Edhi and his wife, Bilqees Edhi, founded the Edhi International Foundation, , a private charity organization in Pakistan which has the largest operating establishment to reach out to the poor and help them in any way within the resources of the organization. This aged man himself bathes the dead bodies of the dead bodies of the poor who cannot afford the last rituals of the dead and buries the bodies with his own hands – all for free. Despite leading a vast charity organization, he doesn’t have limousines or a house in the elite residential estates of Karachi; rather he chooses to spend every penny that people donate to his organization for those who need it. And he with his family live in a two room apartment adjacent to the premises of Foundation’s headquarters and do not draw any salary from the organization’s funds.

Edhi’s wife Bilqees manages the free maternity home in Karachi and organizes the adoption of illegitimate and abandoned babies. Family and domestic issues are also part of the Edhi Foundation's concerns. Foundation-run homes provide for the destitute and mentally ill, while a missing-persons service reconnects separated families. On 17th September 2005, USAID and Edhi Welfare Trust signed an agreement for a health and population welfare programme “Pakistan Initiative for Mothers and New Born Health (PAIMAN)”.

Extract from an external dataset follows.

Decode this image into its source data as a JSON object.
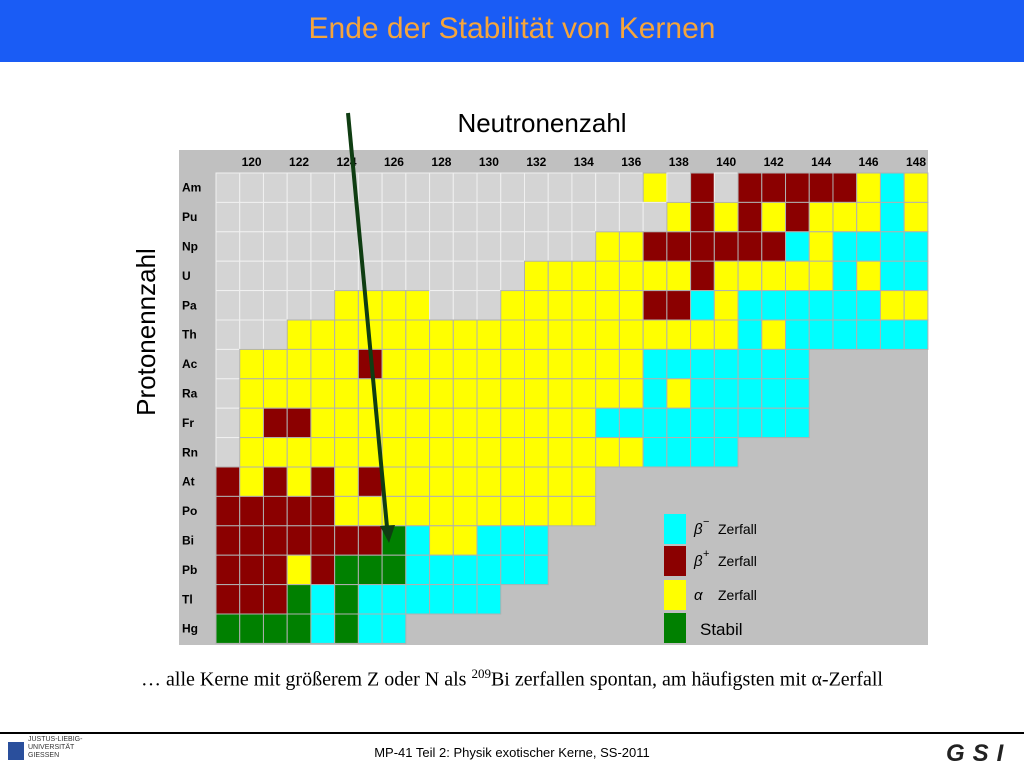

The Edhi Ambulance Service has the world's largest ambulance fleet spread all over Pakistan, and this fact has earned Edhi his name in the Guinness Book of World Record. Edhi encourages women to work side by side the men, who are put as in-charges of Edhi centres, heads of maternity homes and dispensaries and office workers. In addition to the regular workers, several women volunteers help Edhi Foundation in fund raising. In Karachi alone, the Edhi Foundation runs 8 hospitals providing free medical care, eye hospitals, diabetic centres, surgical units, a 4- bed cancer hospital and mobile dispensaries. In addition to these the Foundation also manages two blood banks in Karachi. So far the Edhi Foundation has saved more than 20,000 abandoned babies, provided shelter to over 50,000 orphans. The Foundation has also trained 40,000 qualified nurses and almost a million babaies have been delivered in Edhi Maternity Centres

For the services rendered to the poor, the Italian government awarded Edhi its Balzan Peace Award in the year 2000. In 1985 Edhi received the Nishan-e-Imtiaz from the Pakistan Government besides the Magsayay Award by the Government of Philippines in 1986 and the Lenin Peace Prize. On September 22, 2010 Edhi was awarded honorary degree of Doctorate by University of Bedfordshire.

However, one wonders that despite his services to the poor and the destitute, why the services of this humble and utterly simple living entity have largely been ignored by the world. Some even question the wisdom for not awarding him the Nobel Prize for his selfless services being provided since almost five decades for no personal glory or elevation?